Sampai saat ini, belum ada pedoman tata laksana khusus presbikusis di Indonesia, sehingga adaptasi terhadap pedoman internasional seperti yang dirilis AAO-HNSF bisa menjadi acuan di praktik. Perhimpunan Dokter Spesialis Telinga Hidung Tenggorok Bedah Kepala Leher (PERHATI-KL) memang telah merilis clinical pathways untuk tata laksana tuli sensorineural dan presbikusis sebagai acuan umum, tetapi isinya bukan merupakan rekomendasi manajemen spesifik.[2]
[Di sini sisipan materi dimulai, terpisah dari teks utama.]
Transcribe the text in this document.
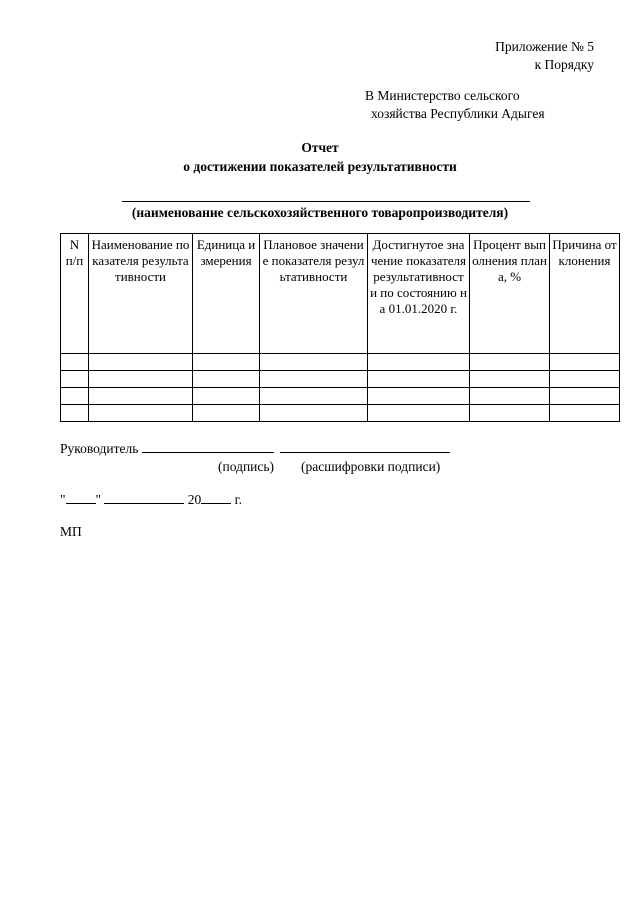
Приложение № 5
к Порядку
В Министерство сельского
хозяйства Республики Адыгея
Отчет
о достижении показателей результативности
(наименование сельскохозяйственного товаропроизводителя)
N п/п	Наименование показателя результативности	Единица измерения	Плановое значение показателя результативности	Достигнутое значение показателя результативности по состоянию на 01.01.2020 г.	Процент выполнения плана, %	Причина отклонения

Руководитель
(подпись) (расшифровки подписи)
" "	20 г.
МП
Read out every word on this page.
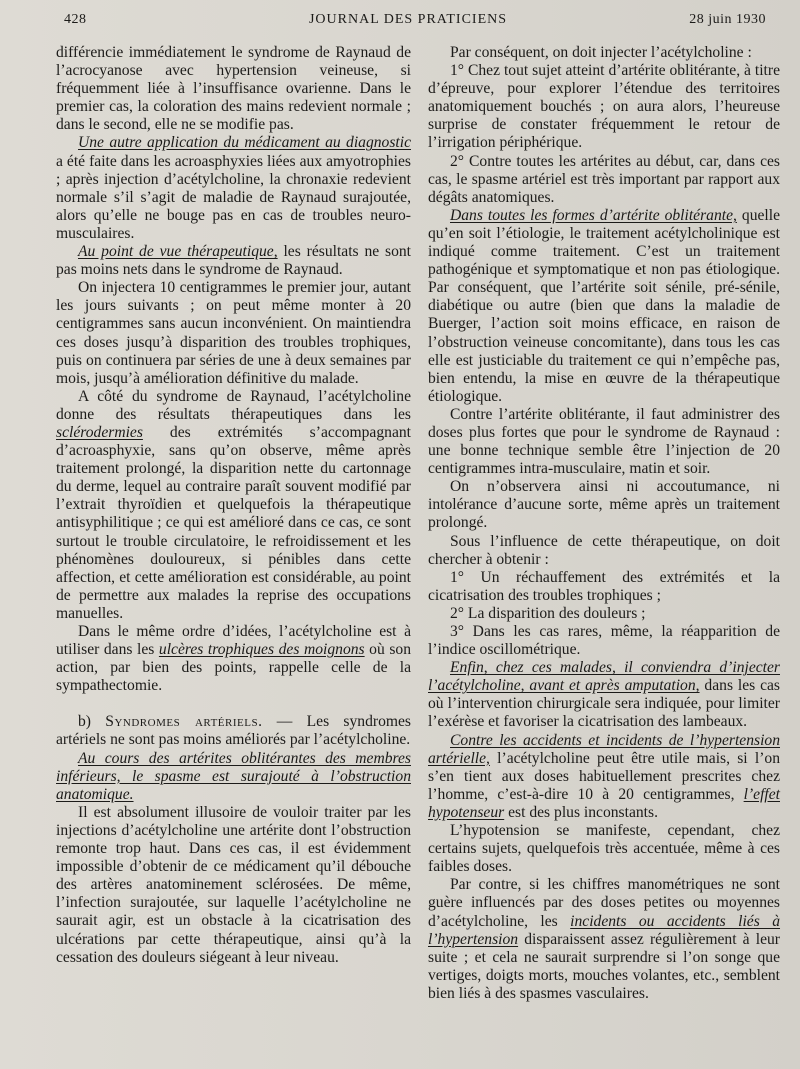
428	JOURNAL DES PRATICIENS	28 juin 1930

différencie immédiatement le syndrome de Raynaud de l’acrocyanose avec hypertension veineuse, si fréquemment liée à l’insuffisance ovarienne. Dans le premier cas, la coloration des mains redevient normale ; dans le second, elle ne se modifie pas.

Une autre application du médicament au diagnostic a été faite dans les acroasphyxies liées aux amyotrophies ; après injection d’acétylcholine, la chronaxie redevient normale s’il s’agit de maladie de Raynaud surajoutée, alors qu’elle ne bouge pas en cas de troubles neuro-musculaires.

Au point de vue thérapeutique, les résultats ne sont pas moins nets dans le syndrome de Raynaud.

On injectera 10 centigrammes le premier jour, autant les jours suivants ; on peut même monter à 20 centigrammes sans aucun inconvénient. On maintiendra ces doses jusqu’à disparition des troubles trophiques, puis on continuera par séries de une à deux semaines par mois, jusqu’à amélioration définitive du malade.

A côté du syndrome de Raynaud, l’acétylcholine donne des résultats thérapeutiques dans les sclérodermies des extrémités s’accompagnant d’acroasphyxie, sans qu’on observe, même après traitement prolongé, la disparition nette du cartonnage du derme, lequel au contraire paraît souvent modifié par l’extrait thyroïdien et quelquefois la thérapeutique antisyphilitique ; ce qui est amélioré dans ce cas, ce sont surtout le trouble circulatoire, le refroidissement et les phénomènes douloureux, si pénibles dans cette affection, et cette amélioration est considérable, au point de permettre aux malades la reprise des occupations manuelles.

Dans le même ordre d’idées, l’acétylcholine est à utiliser dans les ulcères trophiques des moignons où son action, par bien des points, rappelle celle de la sympathectomie.

b) Syndromes artériels. — Les syndromes artériels ne sont pas moins améliorés par l’acétylcholine.

Au cours des artérites oblitérantes des membres inférieurs, le spasme est surajouté à l’obstruction anatomique.

Il est absolument illusoire de vouloir traiter par les injections d’acétylcholine une artérite dont l’obstruction remonte trop haut. Dans ces cas, il est évidemment impossible d’obtenir de ce médicament qu’il débouche des artères anatominement sclérosées. De même, l’infection surajoutée, sur laquelle l’acétylcholine ne saurait agir, est un obstacle à la cicatrisation des ulcérations par cette thérapeutique, ainsi qu’à la cessation des douleurs siégeant à leur niveau.

Par conséquent, on doit injecter l’acétylcholine :

1° Chez tout sujet atteint d’artérite oblitérante, à titre d’épreuve, pour explorer l’étendue des territoires anatomiquement bouchés ; on aura alors, l’heureuse surprise de constater fréquemment le retour de l’irrigation périphérique.

2° Contre toutes les artérites au début, car, dans ces cas, le spasme artériel est très important par rapport aux dégâts anatomiques.

Dans toutes les formes d’artérite oblitérante, quelle qu’en soit l’étiologie, le traitement acétylcholinique est indiqué comme traitement. C’est un traitement pathogénique et symptomatique et non pas étiologique. Par conséquent, que l’artérite soit sénile, pré-sénile, diabétique ou autre (bien que dans la maladie de Buerger, l’action soit moins efficace, en raison de l’obstruction veineuse concomitante), dans tous les cas elle est justiciable du traitement ce qui n’empêche pas, bien entendu, la mise en œuvre de la thérapeutique étiologique.

Contre l’artérite oblitérante, il faut administrer des doses plus fortes que pour le syndrome de Raynaud : une bonne technique semble être l’injection de 20 centigrammes intra-musculaire, matin et soir.

On n’observera ainsi ni accoutumance, ni intolérance d’aucune sorte, même après un traitement prolongé.

Sous l’influence de cette thérapeutique, on doit chercher à obtenir :

1° Un réchauffement des extrémités et la cicatrisation des troubles trophiques ;

2° La disparition des douleurs ;

3° Dans les cas rares, même, la réapparition de l’indice oscillométrique.

Enfin, chez ces malades, il conviendra d’injecter l’acétylcholine, avant et après amputation, dans les cas où l’intervention chirurgicale sera indiquée, pour limiter l’exérèse et favoriser la cicatrisation des lambeaux.

Contre les accidents et incidents de l’hypertension artérielle, l’acétylcholine peut être utile mais, si l’on s’en tient aux doses habituellement prescrites chez l’homme, c’est-à-dire 10 à 20 centigrammes, l’effet hypotenseur est des plus inconstants.

L’hypotension se manifeste, cependant, chez certains sujets, quelquefois très accentuée, même à ces faibles doses.

Par contre, si les chiffres manométriques ne sont guère influencés par des doses petites ou moyennes d’acétylcholine, les incidents ou accidents liés à l’hypertension disparaissent assez régulièrement à leur suite ; et cela ne saurait surprendre si l’on songe que vertiges, doigts morts, mouches volantes, etc., semblent bien liés à des spasmes vasculaires.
Kementerian Kesehatan (Kemenkes) sendiri telah mengeluarkan pedoman untuk presbikusis, tetapi pedoman tersebut lebih berfokus pada promosi kesehatan. Promosi Kesehatan dilakukan dengan Kampanye DENGAR, yakni:

  • Deteksi dini: Deteksi ini dapat dilaksanakan pada posbindu
  • Ejakan: Ejakan lima kata
  • Nilai: Nilai hasil pemeriksaan
  • Gunakan: Gunakan kata-kata yang dimulai dengan huruf F, S, dan Th.
  • Atur jarak: Atur jarak pemeriksaan yang dimulai dari 6 meter, 3 meter, dan 1 meter.
  • Rujuk: Merujuk klien ke FKTP terdekat bila ada gangguan saat dilakukan test suara.[3]

Kesimpulan

Pada tahun 2024, American Academy of Otolaryngology-Head and Neck Surgery Foundation (AAO-HNSF) mengeluarkan pedoman klinis tata laksana presbikusis atau age-related hearing loss (ARHL). Rekomendasi utama dalam pedoman ini adalah:

  • Skrining presbikusis perlu dilakukan mulai dari usia 50 tahun.
  • Jika dicurigai adanya gangguan pendengaran, lakukan otoskopi untuk mengevaluasi liang telinga dan membrane timpani, atau rujuk pasien untuk menjalani audiogram jika perlu.
  • Jika pasien mengalami presbikusis, lakukan edukasi, konseling, serta rujuk untuk menjalani amplifikasi pendengaran, misalnya dengan implan koklea
  • Evaluasi mengenai apakah tujuan komunikasi pada pasien telah tercapai dan apakah ada perbaikan dalam kualitas hidup perlu dilakukan setelah 1 tahun.
  • Evaluasi fungsi pendengaran perlu dilakukan setiap 3 tahun sekali.